Dalam contoh buffer juga digunakan di sisi penerima. Ini seringkali tidak perlu (karena dekompresi dan kecepatan penulisan hard disk paling tinggi daripada kecepatan jaringan), tetapi biasanya juga tidak membahayakan.

3
Fabian Heller

Jika Anda memiliki gzip di kedua ujungnya: sourcehost$ cd sourcedir && tar cf - . | gzip -c - | ssh [email protected] "cd destinationdir && gzip -c -d | tar xf -"

Jika Anda tidak memiliki gzip di mesin sumber, pastikan Anda memiliki kompresi pada tujuan: sourcehost$ cd sourcedir && tar cf - . | compress | ssh [email protected] "cd destdir && uncompress | tar xf -"

Ini akan lebih cepat daripada zip pertama kali, kemudian mengirim, kemudian membuka ritsleting, dan tidak memerlukan ruang disk tambahan di kedua sisi. Saya mengibarkan bendera kompresi (z) pada tar, karena Anda mungkin tidak memilikinya di sisi kuno.

2
MattBianco

Atau Anda bisa melakukannya sebaliknya jika perlu. Yaitu menarik tarball melalui jaringan daripada Push seperti yang disarankan. Ini tidak menyelesaikan bagian berulang dari pertanyaan Anda dan rsync adalah yang terbaik untuk itu tetapi mungkin ada switch tar untuk membantu.

Jadi pada mesin lokal:

ssh remote 'tar zcf - /etc/resolv.conf' | tar zxf -

Yang terbaik adalah berada di direktori yang benar terlebih dahulu atau Anda harus menggunakan -C beralih pada perintah yang tidak peduli di akhir.

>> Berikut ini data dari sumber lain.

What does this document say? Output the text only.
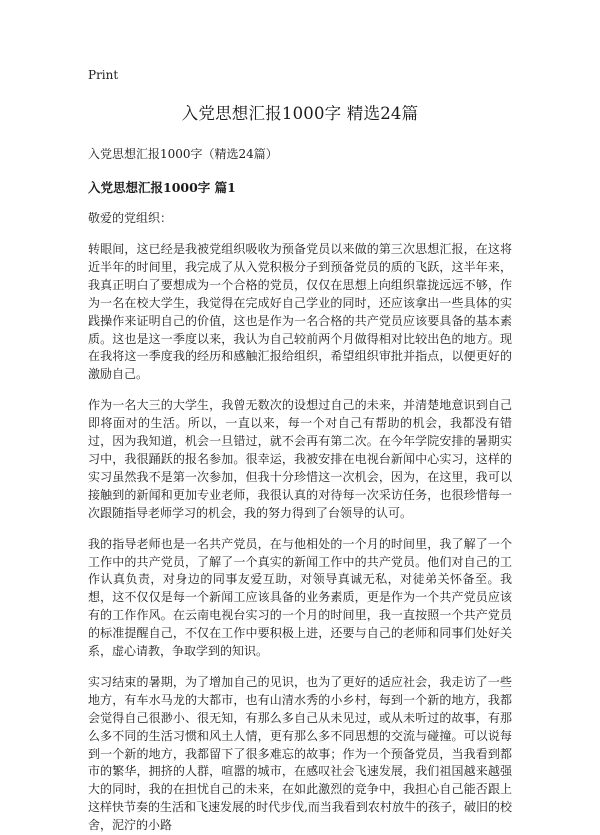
Print
入党思想汇报1000字 精选24篇

入党思想汇报1000字（精选24篇）

入党思想汇报1000字 篇1

敬爱的党组织：

转眼间，这已经是我被党组织吸收为预备党员以来做的第三次思想汇报，在这将近半年的时间里，我完成了从入党积极分子到预备党员的质的飞跃，这半年来，我真正明白了要想成为一个合格的党员，仅仅在思想上向组织靠拢远远不够，作为一名在校大学生，我觉得在完成好自己学业的同时，还应该拿出一些具体的实践操作来证明自己的价值，这也是作为一名合格的共产党员应该要具备的基本素质。这也是这一季度以来，我认为自己较前两个月做得相对比较出色的地方。现在我将这一季度我的经历和感触汇报给组织，希望组织审批并指点，以便更好的激励自己。

作为一名大三的大学生，我曾无数次的设想过自己的未来，并清楚地意识到自己即将面对的生活。所以，一直以来，每一个对自己有帮助的机会，我都没有错过，因为我知道，机会一旦错过，就不会再有第二次。在今年学院安排的暑期实习中，我很踊跃的报名参加。很幸运，我被安排在电视台新闻中心实习，这样的实习虽然我不是第一次参加，但我十分珍惜这一次机会，因为，在这里，我可以接触到的新闻和更加专业老师，我很认真的对待每一次采访任务，也很珍惜每一次跟随指导老师学习的机会，我的努力得到了台领导的认可。

我的指导老师也是一名共产党员，在与他相处的一个月的时间里，我了解了一个工作中的共产党员，了解了一个真实的新闻工作中的共产党员。他们对自己的工作认真负责，对身边的同事友爱互助，对领导真诚无私，对徒弟关怀备至。我想，这不仅仅是每一个新闻工应该具备的业务素质，更是作为一个共产党员应该有的工作作风。在云南电视台实习的一个月的时间里，我一直按照一个共产党员的标准提醒自己，不仅在工作中要积极上进，还要与自己的老师和同事们处好关系，虚心请教，争取学到的知识。

实习结束的暑期，为了增加自己的见识，也为了更好的适应社会，我走访了一些地方，有车水马龙的大都市，也有山清水秀的小乡村，每到一个新的地方，我都会觉得自己很渺小、很无知，有那么多自己从未见过，或从未听过的故事，有那么多不同的生活习惯和风土人情，更有那么多不同思想的交流与碰撞。可以说每到一个新的地方，我都留下了很多难忘的故事；作为一个预备党员，当我看到都市的繁华，拥挤的人群，喧嚣的城市，在感叹社会飞速发展，我们祖国越来越强大的同时，我的在担忧自己的未来，在如此激烈的竞争中，我担心自己能否跟上这样快节奏的生活和飞速发展的时代步伐,而当我看到农村放牛的孩子，破旧的校舍，泥泞的小路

Hanya menyebutkan ini kalau-kalau ini diperlukan. Bagi saya seperti dalam situasi saya server lokal saya ada di belakang nat, jadi akan mengambil beberapa jaringan untuk dapat melakukannya dengan cara yang sebelumnya telah disebutkan.

HTH

2
DaveQB

Atau pasang sistem file jarak jauh melalui sshfs

sshfs [email protected]:/path/on/remote /path/on/local
1
ivanivan

Meskipun bukan yang paling elegan, terutama karena itu tidak menyalin satu file Zip atau tar dan dua kali lipat karena itu tidak membantu mengurangi ovehead jaringan, satu-satunya pilihan saya adalah menggunakan scp -r:

-r

      Salin seluruh direktori secara rekursif. Perhatikan bahwa scp mengikuti tautan simbolis yang ditemui di traversal pohon.
Sumber: scp (1)

Saya mengalami masalah dengan kehabisan ruang disk dengan file tar zip 30GB. Saya pikir gunzip dapat melakukannya secara inline, mis., Menghapus yang asli karena tidak di-zip (dan saya mungkin melewatkan hasil Google) tetapi saya tidak dapat menemukan apa pun.

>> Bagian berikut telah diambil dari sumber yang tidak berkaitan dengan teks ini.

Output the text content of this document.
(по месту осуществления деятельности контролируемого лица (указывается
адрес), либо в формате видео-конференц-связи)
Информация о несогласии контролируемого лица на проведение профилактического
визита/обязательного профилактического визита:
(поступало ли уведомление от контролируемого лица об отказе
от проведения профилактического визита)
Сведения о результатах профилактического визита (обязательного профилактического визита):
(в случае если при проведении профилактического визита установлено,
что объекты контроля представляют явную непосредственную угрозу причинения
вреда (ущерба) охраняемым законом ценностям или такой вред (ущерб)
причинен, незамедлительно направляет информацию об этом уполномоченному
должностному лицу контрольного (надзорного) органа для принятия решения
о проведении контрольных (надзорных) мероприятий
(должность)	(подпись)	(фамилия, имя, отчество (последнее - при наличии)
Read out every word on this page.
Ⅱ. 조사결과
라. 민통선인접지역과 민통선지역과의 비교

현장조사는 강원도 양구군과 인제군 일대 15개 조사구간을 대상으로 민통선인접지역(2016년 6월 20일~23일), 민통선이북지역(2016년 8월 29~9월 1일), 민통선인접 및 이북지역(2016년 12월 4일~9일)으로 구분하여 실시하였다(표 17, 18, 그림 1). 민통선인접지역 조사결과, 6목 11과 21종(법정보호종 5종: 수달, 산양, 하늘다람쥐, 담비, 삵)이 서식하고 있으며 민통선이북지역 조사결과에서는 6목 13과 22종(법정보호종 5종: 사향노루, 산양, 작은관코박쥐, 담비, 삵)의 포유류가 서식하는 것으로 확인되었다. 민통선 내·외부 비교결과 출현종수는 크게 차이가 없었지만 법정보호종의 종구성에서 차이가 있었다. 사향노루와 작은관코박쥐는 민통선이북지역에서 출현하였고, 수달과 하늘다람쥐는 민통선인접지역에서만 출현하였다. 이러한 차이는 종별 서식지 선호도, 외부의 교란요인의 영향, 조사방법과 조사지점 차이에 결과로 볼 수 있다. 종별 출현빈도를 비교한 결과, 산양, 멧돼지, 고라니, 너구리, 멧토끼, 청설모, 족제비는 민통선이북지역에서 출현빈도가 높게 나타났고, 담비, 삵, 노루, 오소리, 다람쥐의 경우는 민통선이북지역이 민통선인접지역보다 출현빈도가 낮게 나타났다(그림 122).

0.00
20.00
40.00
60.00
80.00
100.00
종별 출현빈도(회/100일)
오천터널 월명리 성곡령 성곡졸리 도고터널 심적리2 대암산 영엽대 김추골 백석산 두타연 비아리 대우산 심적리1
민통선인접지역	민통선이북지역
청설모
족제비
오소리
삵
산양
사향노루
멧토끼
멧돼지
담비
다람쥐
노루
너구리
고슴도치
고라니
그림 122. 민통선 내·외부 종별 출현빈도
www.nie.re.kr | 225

Akhirnya, karena saya bosan mencoba beberapa kali menunggu file TAR atau Zip baru selesai tar'ing atau zip saya akhirnya hanya melakukannya:

  1. Dari server/PC/laptop asli, navigasikan ke direktori tempat folder Anda dengan banyak file/folder berada.
  2. scp -r source_folder_nameyourname@yourservername:destination_folder_name

Kemudian ambil bir, kopi atau popcorn dan tunggu. Untung saja, scp akan coba lagi jika koneksi jaringan "terhenti". Semoga itu tidak benar-benar turun.